The Day the Earth Smiled: Sneak Preview
In this rare image taken on July 19, 2013, the wide-angle camera on NASA’s Cassini spacecraft has captured Saturn’s rings and our planet Earth and its moon in the same frame. Image Credit: NASA/JPL-Caltech/Space Science Institute
See below our wider context mosaic of the Earth, Saturn and its majestic rings[/caption]
Breathtaking raw images of the Earth and Saturn system snapped by NASA’s Cassini spacecraft on July 19 during the worldwide ‘Wave at Saturn’ campaign are streaming back across 1 billion miles of interplanetary space.
Science team members are now busily processing the images to create individual color composites and a panoramic view of the ‘pale blue dot’ and the entire Saturnian system.
NASA just released the first individual color composite focusing on Earth – see above. And its spectacular!
See below our preliminary mosaic showing the Earth in context with nearly half of Saturn and floating in between its incomparably majestic rings.
To capture all of Saturn and its wide swath of rings, Cassini’s wide angle camera snapped a mosaic of 33 footprints.
“At each footprint, images were taken in different spectral filters for a total of 323 images,” says Carolyn Porco, Cassini Imaging Team leader of the Space Science Institute in Boulder, Colo.
Cassini took the pictures of Earth between 2:27 and 2:42 p.m. PDT on Friday, July 19 from a distance of about 898 million miles (1.44 billion kilometers) away from the home to every human being that has ever lived.
The images show the Earth and the Moon as dots barely about a pixel wide but do reveal the ‘pale blue dot’ that is home to all of humanity and our whitish colored neighbor.
Coincidentally, the first humans (Neil Armstrong and Buzz Aldrin) set foot on the Moon 44 years ago nearly to the day of Cassini’s new images on July 20, 1969.
Distant views of the Earth from our robotic explorers, especially from the outer reaches of our Solar System, are few and far between, and are therefore events for space and astronomy enthusiasts and everyone else to savor.
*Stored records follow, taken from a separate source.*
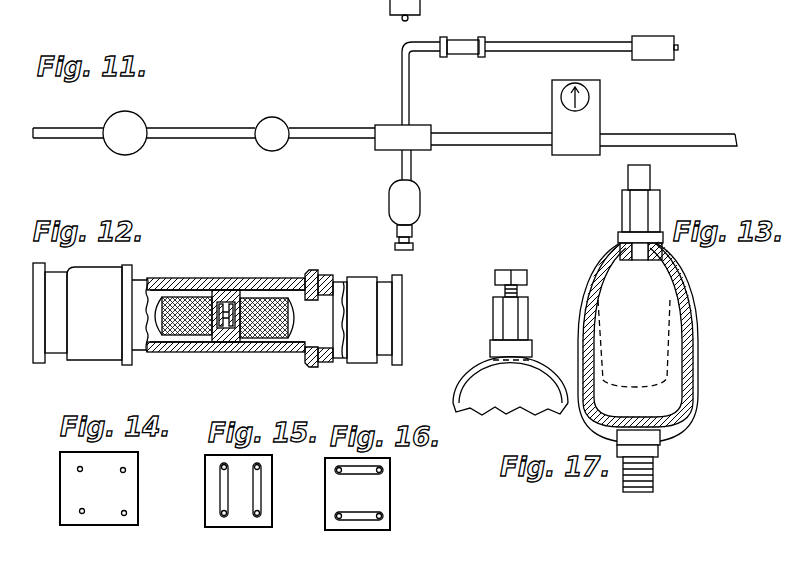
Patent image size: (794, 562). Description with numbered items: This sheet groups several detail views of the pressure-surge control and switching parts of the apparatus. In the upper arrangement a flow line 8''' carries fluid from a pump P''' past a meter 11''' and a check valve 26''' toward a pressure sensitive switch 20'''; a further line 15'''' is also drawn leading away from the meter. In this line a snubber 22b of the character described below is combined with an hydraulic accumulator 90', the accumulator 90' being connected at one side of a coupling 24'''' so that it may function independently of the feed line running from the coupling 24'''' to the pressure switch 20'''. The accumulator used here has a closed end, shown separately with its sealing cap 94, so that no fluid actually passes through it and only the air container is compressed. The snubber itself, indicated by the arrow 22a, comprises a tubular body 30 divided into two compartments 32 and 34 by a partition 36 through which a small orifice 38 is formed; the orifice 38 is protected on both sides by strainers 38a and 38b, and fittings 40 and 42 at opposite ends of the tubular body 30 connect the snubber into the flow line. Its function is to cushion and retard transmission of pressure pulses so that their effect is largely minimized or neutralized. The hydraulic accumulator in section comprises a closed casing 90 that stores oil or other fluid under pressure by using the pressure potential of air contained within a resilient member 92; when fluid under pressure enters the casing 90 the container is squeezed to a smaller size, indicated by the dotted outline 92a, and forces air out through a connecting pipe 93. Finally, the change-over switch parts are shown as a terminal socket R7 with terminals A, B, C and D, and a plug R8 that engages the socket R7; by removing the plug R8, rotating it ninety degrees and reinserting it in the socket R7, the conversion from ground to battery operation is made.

In FIG. 11, the pump P''' is at (143, 124).
In FIG. 11, the flow line 8''' is at (204, 117).
In FIG. 11, the check valve 26''' is at (298, 122).
In FIG. 11, the coupling 24'''' is at (425, 122).
In FIG. 11, the snubber 22b is at (458, 44).
In FIG. 11, the pressure sensitive switch 20''' is at (666, 32).
In FIG. 11, the outlet line 15'''' is at (593, 124).
In FIG. 11, the meter 11''' is at (598, 117).
In FIG. 11, the hydraulic accumulator 90' is at (429, 211).
In FIG. 17, the hydraulic accumulator 90' is at (511, 368).
In FIG. 11, the sealing cap 94 is at (415, 246).
In FIG. 17, the sealing cap 94 is at (517, 268).
In FIG. 12, the fitting 40 is at (80, 343).
In FIG. 12, the snubber 22a is at (270, 279).
In FIG. 12, the compartment 34 is at (153, 290).
In FIG. 12, the strainer 38a is at (177, 330).
In FIG. 12, the partition 36 is at (223, 290).
In FIG. 12, the orifice 38 is at (219, 330).
In FIG. 12, the tubular body 30 is at (233, 330).
In FIG. 12, the strainer 38b is at (282, 332).
In FIG. 12, the compartment 32 is at (300, 348).
In FIG. 12, the fitting 42 is at (347, 354).
In FIG. 13, the connecting pipe 93 is at (650, 175).
In FIG. 13, the dotted outline 92a is at (695, 318).
In FIG. 13, the closed casing 90 is at (662, 343).
In FIG. 13, the resilient member 92 is at (684, 392).
In FIG. 14, the terminal A is at (77, 469).
In FIG. 14, the terminal B is at (126, 470).
In FIG. 14, the terminal C is at (127, 513).
In FIG. 14, the terminal D is at (79, 511).
In FIG. 14, the terminal socket R7 is at (102, 517).
In FIG. 15, the plug R8 is at (243, 517).
In FIG. 16, the plug R8 is at (363, 527).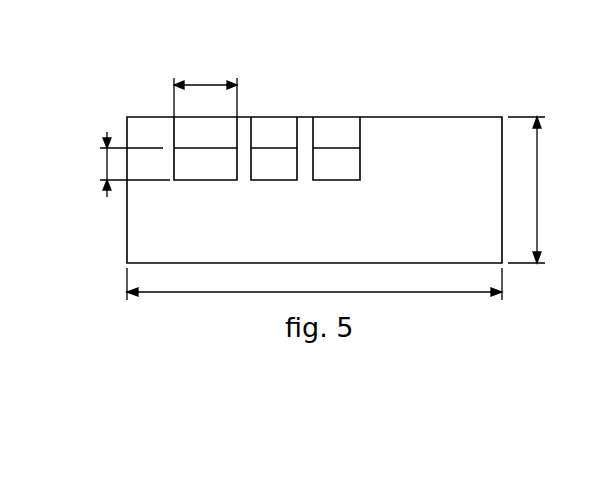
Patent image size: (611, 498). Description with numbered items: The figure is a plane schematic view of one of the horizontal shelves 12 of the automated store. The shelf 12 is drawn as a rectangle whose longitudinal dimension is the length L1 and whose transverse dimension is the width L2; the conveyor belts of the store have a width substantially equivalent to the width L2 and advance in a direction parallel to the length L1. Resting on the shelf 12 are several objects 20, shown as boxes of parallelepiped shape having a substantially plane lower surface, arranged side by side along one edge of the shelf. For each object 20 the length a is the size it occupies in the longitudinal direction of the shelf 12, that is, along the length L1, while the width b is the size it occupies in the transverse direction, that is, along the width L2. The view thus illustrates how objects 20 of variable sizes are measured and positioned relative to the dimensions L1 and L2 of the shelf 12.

The shelf 12 is at (490, 252).
The object 20 is at (230, 128).
The length of the object a is at (205, 88).
The width of the object b is at (128, 164).
The length of the shelf L1 is at (314, 284).
The width of the shelf L2 is at (526, 190).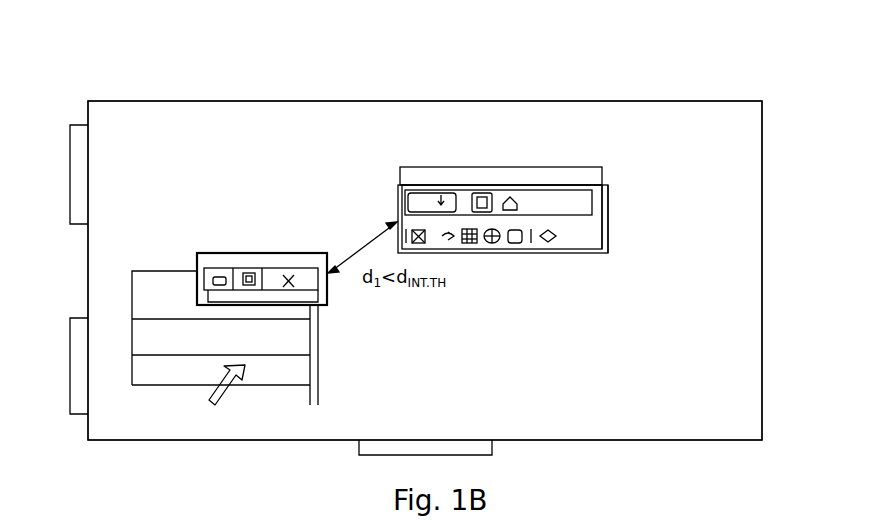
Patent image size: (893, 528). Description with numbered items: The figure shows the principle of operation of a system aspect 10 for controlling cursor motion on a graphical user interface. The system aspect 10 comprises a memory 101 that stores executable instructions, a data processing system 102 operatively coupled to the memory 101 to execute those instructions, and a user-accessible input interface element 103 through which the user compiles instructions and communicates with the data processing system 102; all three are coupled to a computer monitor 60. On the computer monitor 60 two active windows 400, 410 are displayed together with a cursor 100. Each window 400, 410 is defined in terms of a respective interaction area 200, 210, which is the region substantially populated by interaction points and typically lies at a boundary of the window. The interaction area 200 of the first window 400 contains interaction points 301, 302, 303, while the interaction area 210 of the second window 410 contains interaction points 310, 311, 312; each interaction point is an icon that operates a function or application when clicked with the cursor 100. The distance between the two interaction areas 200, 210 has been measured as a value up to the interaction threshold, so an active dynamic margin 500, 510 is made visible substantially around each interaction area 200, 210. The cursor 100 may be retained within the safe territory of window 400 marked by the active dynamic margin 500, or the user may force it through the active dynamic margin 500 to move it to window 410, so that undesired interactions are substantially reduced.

The system aspect 10 is at (733, 79).
The computer monitor 60 is at (763, 268).
The memory 101 is at (80, 204).
The data processing system 102 is at (80, 386).
The user-accessible input interface element 103 is at (478, 455).
The cursor 100 is at (232, 394).
The interaction area 200 is at (198, 254).
The interaction point 301 is at (288, 271).
The interaction point 302 is at (248, 271).
The interaction point 303 is at (197, 272).
The window 400 is at (136, 374).
The active dynamic margin 500 is at (326, 306).
The interaction area 210 is at (608, 229).
The interaction point 310 is at (397, 185).
The interaction point 311 is at (482, 196).
The interaction point 312 is at (572, 195).
The active dynamic margin 510 is at (610, 213).
The window 410 is at (608, 242).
“One of the most exciting Cassini events in 2013 will be the unusual opportunity on July 19 to image the whole Saturn system as it is backlit by the sun,” explained Linda Spilker, Cassini project scientist of NASA’s Jet Propulsion Laboratory, Pasadena, Calif.
“With Saturn covering the harsh light of the sun, we will be gathering unique ring science and also catching a glimpse of our very own home planet.”
Cassini previously took an absolutely fabulous mosaic of Saturn and Earth back in 2006 that stands as one of the landmark images of the space age.
Besides being picturesque, such mosaics also serve science. For example, the 2006 image “revealed that the dusty E ring, which is fed by the water-ice plume of the moon Enceladus, had unexpectedly large variations in brightness and color around its orbit,” says Spilker.
“We’ll want to see how that looks seven Earth years and a Saturnian season later, giving us clues to the forces at work in the Saturn system. We’ll do this analysis by collecting data from our visual and infrared mapping spectrometer, composite infrared mapping spectrometer and ultraviolet imaging spectrograph in addition to the imaging cameras.”
“July 19 marked the first time people on Earth had advance notice their planet’s portrait was being taken from interplanetary distances,” says NASA.
I waved fondly at Saturn and hope you had the chance to wave at Saturn from all across the globe. NASA reports that nearly 20,000 participated in organized events. Countless others waved too.
Cassini was launched in 1997 and achieved orbit at Saturn in 2004. The mission is scheduled to continue until 2017 when it will commit a suicide death dive into the gas giant.
“We can’t see individual continents or people in this portrait of Earth, but this pale blue dot is a succinct summary of who we were on July 19,” said Spilker in a NASA statement.
“Cassini’s picture reminds us how tiny our home planet is in the vastness of space, and also testifies to the ingenuity of the citizens of this tiny planet to send a robotic spacecraft so far away from home to study Saturn and take a look-back photo of Earth.”